Yesterday was my first day home after a weekend retreat.  I was in another state.  My heart was open and vulnerable.  My thoughts were still processing what we had discussed.  My body was tired and wanting to rest and relax.  Yet I was home with my children.  We had a few interactions that penetrated my heart and made it ache– they are growing up and there is sadness for me and yesterday I had no defenses against it.  I felt my heartache acutely; it was very real for me.  At the same time, I had lost touch with my “conditioned” selves.  No matter how I feel, I need to parent my girls:  organize them, guide them, respond to worldly pulls on them.  I know how to do these things– I’ve been a parent for over 15 years now and I’ve been “trained”.  But yesterday I felt incapable and, to be honest, uninterested.  Thankfully I woke up today with a return to my normal, trained self.  It was an interesting contrast.  I could see the difference, and today I also sense the “inner vibration” from the weekend’s altered state walking alongside the capable me.

Jacob Needleman writes on pp. 13-14 in What is God? “I am saying that if we lose all contact with this inner God-element in ourselves– or, if you wish, call it our inner, wordless yearning to serve the Good and know the Truth– if we lose contact with this inner vibration, our thought and our action in the world will take us nowhere.  Our thought will lead us either to cynicism or to an absurd overestimation of our mental powers.  It will lead us to develop, in an onrushing torrent, inventions in the mind or in the physical world– ideologies or technologies– that, walled off from the impulse toward conscience and truth, can destroy us and our earth.  On the other hand, if we lose all contact and respect for the powers and functions of our socially conditioned self, which is also given to us in order that we may become the instruments of love in the widening world of human beings and the world of nature– the world of nature which needs us to become fully human in order itself to serve the universal Good as a planet infused with human consciousness– if we lose all contact with this “horizontal” half of our human nature; if we unconsciously retreat into self-centered mysticism or self-willed, blind “faith,” we may become like the “gods” of the Tibetan Buddhist teaching who, while possessed of higher energies, ultimately rot and suffer more than any other created being in the universe, and who create more evil and harm than any other force in the universe.”

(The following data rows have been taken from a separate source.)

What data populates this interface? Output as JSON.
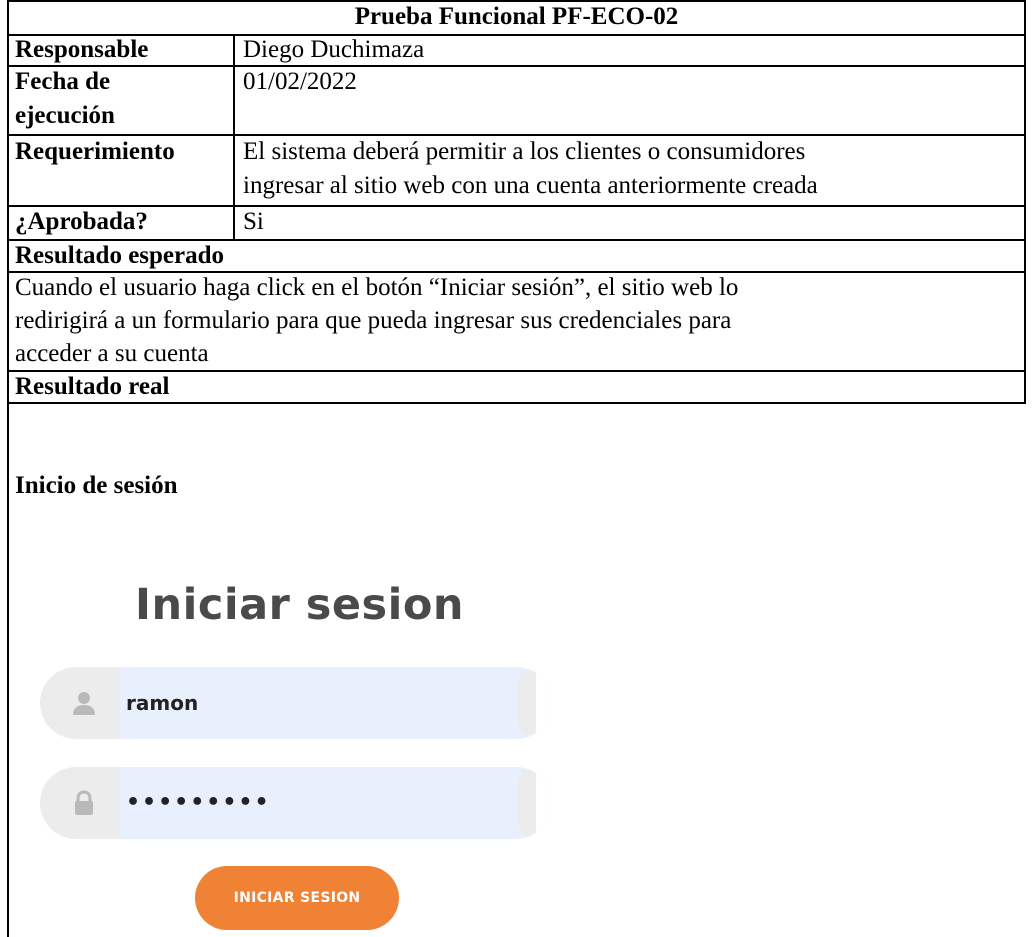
{
  "title": "Prueba Funcional PF-ECO-02",
  "rows": {
    "responsable": {
      "label": "Responsable",
      "value": "Diego Duchimaza"
    },
    "fecha": {
      "label_line1": "Fecha de",
      "label_line2": "ejecución",
      "value": "01/02/2022"
    },
    "requerimiento": {
      "label": "Requerimiento",
      "value_line1": "El sistema deberá permitir a los clientes o consumidores",
      "value_line2": "ingresar al sitio web con una cuenta anteriormente creada"
    },
    "aprobada": {
      "label": "¿Aprobada?",
      "value": "Si"
    }
  },
  "esperado": {
    "heading": "Resultado esperado",
    "line1": "Cuando el usuario haga click en el botón “Iniciar sesión”, el sitio web lo",
    "line2": "redirigirá a un formulario para que pueda ingresar sus credenciales para",
    "line3": "acceder a su cuenta"
  },
  "real": {
    "heading": "Resultado real",
    "subheading": "Inicio de sesión"
  },
  "login": {
    "title": "Iniciar sesion",
    "username_value": "ramon",
    "password_value": "•••••••••",
    "button_label": "INICIAR SESION",
    "user_icon": "user-icon",
    "lock_icon": "lock-icon",
    "accent_color": "#f08235",
    "field_fill_color": "#e8f0fe"
  }
}
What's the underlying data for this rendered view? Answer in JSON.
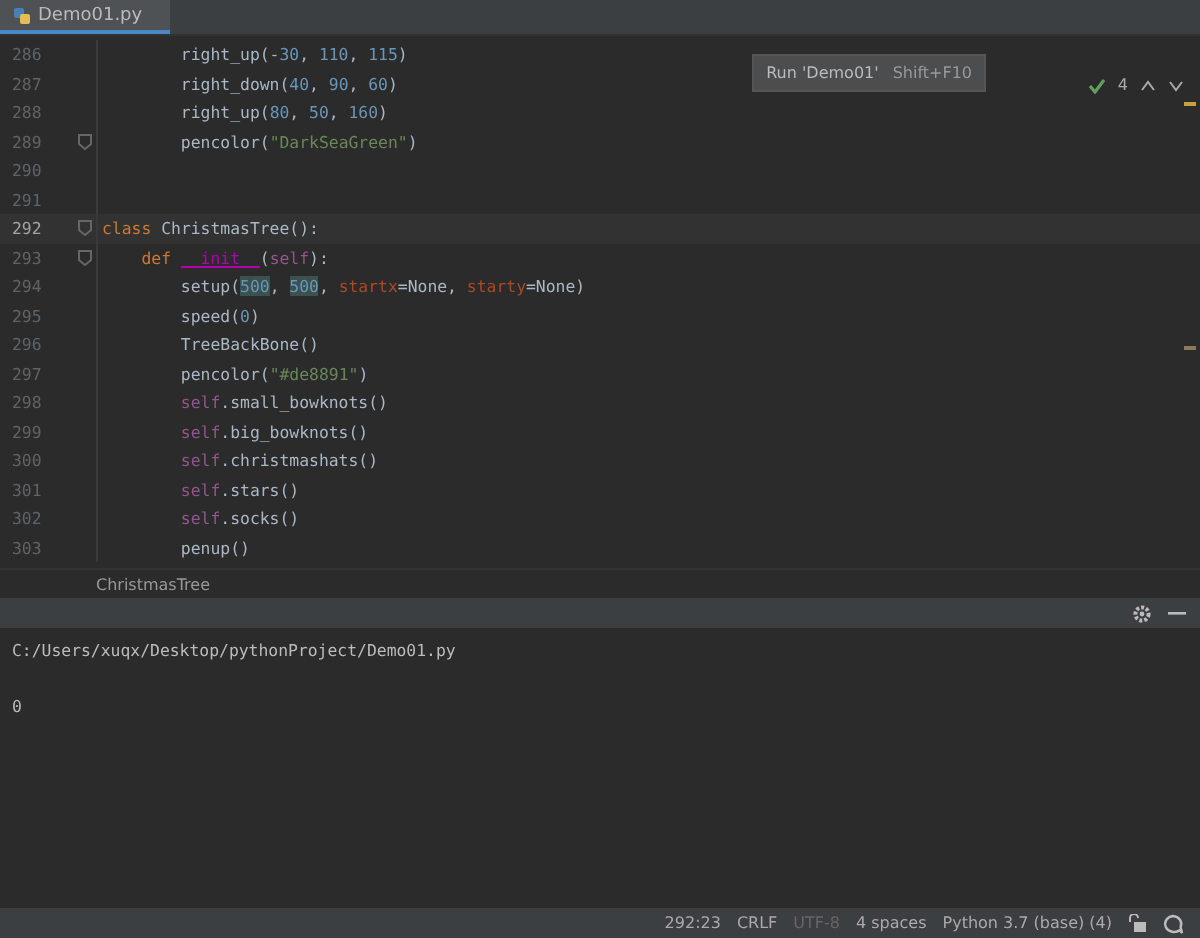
{
  "tabs": [
    {
      "label": "Demo01.py",
      "selected": true
    }
  ],
  "tooltip": {
    "text": "Run 'Demo01'",
    "shortcut": "Shift+F10"
  },
  "inspections": {
    "count": "4"
  },
  "editor": {
    "lines": [
      {
        "number": "286",
        "current": false,
        "fold": false,
        "tokens": [
          {
            "kind": "plain",
            "text": "        right_up(-"
          },
          {
            "kind": "num",
            "text": "30"
          },
          {
            "kind": "plain",
            "text": ", "
          },
          {
            "kind": "num",
            "text": "110"
          },
          {
            "kind": "plain",
            "text": ", "
          },
          {
            "kind": "num",
            "text": "115"
          },
          {
            "kind": "plain",
            "text": ")"
          }
        ]
      },
      {
        "number": "287",
        "current": false,
        "fold": false,
        "tokens": [
          {
            "kind": "plain",
            "text": "        right_down("
          },
          {
            "kind": "num",
            "text": "40"
          },
          {
            "kind": "plain",
            "text": ", "
          },
          {
            "kind": "num",
            "text": "90"
          },
          {
            "kind": "plain",
            "text": ", "
          },
          {
            "kind": "num",
            "text": "60"
          },
          {
            "kind": "plain",
            "text": ")"
          }
        ]
      },
      {
        "number": "288",
        "current": false,
        "fold": false,
        "tokens": [
          {
            "kind": "plain",
            "text": "        right_up("
          },
          {
            "kind": "num",
            "text": "80"
          },
          {
            "kind": "plain",
            "text": ", "
          },
          {
            "kind": "num",
            "text": "50"
          },
          {
            "kind": "plain",
            "text": ", "
          },
          {
            "kind": "num",
            "text": "160"
          },
          {
            "kind": "plain",
            "text": ")"
          }
        ]
      },
      {
        "number": "289",
        "current": false,
        "fold": true,
        "tokens": [
          {
            "kind": "plain",
            "text": "        pencolor("
          },
          {
            "kind": "str",
            "text": "\"DarkSeaGreen\""
          },
          {
            "kind": "plain",
            "text": ")"
          }
        ]
      },
      {
        "number": "290",
        "current": false,
        "fold": false
      },
      {
        "number": "291",
        "current": false,
        "fold": false
      },
      {
        "number": "292",
        "current": true,
        "fold": true,
        "tokens": [
          {
            "kind": "kw",
            "text": "class"
          },
          {
            "kind": "plain",
            "text": " ChristmasTree():"
          }
        ]
      },
      {
        "number": "293",
        "current": false,
        "fold": true,
        "tokens": [
          {
            "kind": "kw",
            "text": "    def "
          },
          {
            "kind": "magic",
            "text": "__init__"
          },
          {
            "kind": "plain",
            "text": "("
          },
          {
            "kind": "self",
            "text": "self"
          },
          {
            "kind": "plain",
            "text": "):"
          }
        ]
      },
      {
        "number": "294",
        "current": false,
        "fold": false,
        "tokens": [
          {
            "kind": "plain",
            "text": "        setup("
          },
          {
            "kind": "hl",
            "text": "500"
          },
          {
            "kind": "plain",
            "text": ", "
          },
          {
            "kind": "hl",
            "text": "500"
          },
          {
            "kind": "plain",
            "text": ", "
          },
          {
            "kind": "param",
            "text": "startx"
          },
          {
            "kind": "plain",
            "text": "=None, "
          },
          {
            "kind": "param",
            "text": "starty"
          },
          {
            "kind": "plain",
            "text": "=None)"
          }
        ]
      },
      {
        "number": "295",
        "current": false,
        "fold": false,
        "tokens": [
          {
            "kind": "plain",
            "text": "        speed("
          },
          {
            "kind": "num",
            "text": "0"
          },
          {
            "kind": "plain",
            "text": ")"
          }
        ]
      },
      {
        "number": "296",
        "current": false,
        "fold": false,
        "tokens": [
          {
            "kind": "plain",
            "text": "        TreeBackBone()"
          }
        ]
      },
      {
        "number": "297",
        "current": false,
        "fold": false,
        "tokens": [
          {
            "kind": "plain",
            "text": "        pencolor("
          },
          {
            "kind": "str",
            "text": "\"#de8891\""
          },
          {
            "kind": "plain",
            "text": ")"
          }
        ]
      },
      {
        "number": "298",
        "current": false,
        "fold": false,
        "tokens": [
          {
            "kind": "self",
            "text": "        self"
          },
          {
            "kind": "plain",
            "text": ".small_bowknots()"
          }
        ]
      },
      {
        "number": "299",
        "current": false,
        "fold": false,
        "tokens": [
          {
            "kind": "self",
            "text": "        self"
          },
          {
            "kind": "plain",
            "text": ".big_bowknots()"
          }
        ]
      },
      {
        "number": "300",
        "current": false,
        "fold": false,
        "tokens": [
          {
            "kind": "self",
            "text": "        self"
          },
          {
            "kind": "plain",
            "text": ".christmashats()"
          }
        ]
      },
      {
        "number": "301",
        "current": false,
        "fold": false,
        "tokens": [
          {
            "kind": "self",
            "text": "        self"
          },
          {
            "kind": "plain",
            "text": ".stars()"
          }
        ]
      },
      {
        "number": "302",
        "current": false,
        "fold": false,
        "tokens": [
          {
            "kind": "self",
            "text": "        self"
          },
          {
            "kind": "plain",
            "text": ".socks()"
          }
        ]
      },
      {
        "number": "303",
        "current": false,
        "fold": false,
        "tokens": [
          {
            "kind": "plain",
            "text": "        penup()"
          }
        ]
      }
    ]
  },
  "breadcrumb": "ChristmasTree",
  "console": {
    "lines": [
      "C:/Users/xuqx/Desktop/pythonProject/Demo01.py",
      "0"
    ]
  },
  "status_bar": [
    {
      "text": "292:23",
      "disabled": false
    },
    {
      "text": "CRLF",
      "disabled": false
    },
    {
      "text": "UTF-8",
      "disabled": true
    },
    {
      "text": "4 spaces",
      "disabled": false
    },
    {
      "text": "Python 3.7 (base) (4)",
      "disabled": false
    }
  ]
}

Wow.  Needleman really puts it out there.

I have been thinking a lot about the question Needleman raises in the second half of this paragraph.  We have our spiritual practices and we have our lives.  Some of our spiritual practices bring us into an altered state.  There is a yummy quality to how we feel.  Quiet, calm, peaceful.  Sometimes alive with sexual energy and focused with mental clarity.  Sometimes open-hearted, loving, connected with everyone around us.  Then, the retreat ends.  We come down, back to our regular lives.  Perhaps we return to our own, individual spiritual practices; perhaps we meet with a group on a regular or semi-regular basis.  But we notice the difference between how we felt on retreat, or with our group, and how we feel in everyday life.  There is a longing for the retreat, the cushion, the yoga mat.  On the one hand, this longing can be the fuel that powers a regular discipline.  We need that discipline.  On the other hand, there is a valuing of the altered state and a devaluing of the normal state.  Needleman tells us that half of our human nature is “horizontal”, socially conditioned.  I am connecting that half of the self with a normal state and life lived in the world.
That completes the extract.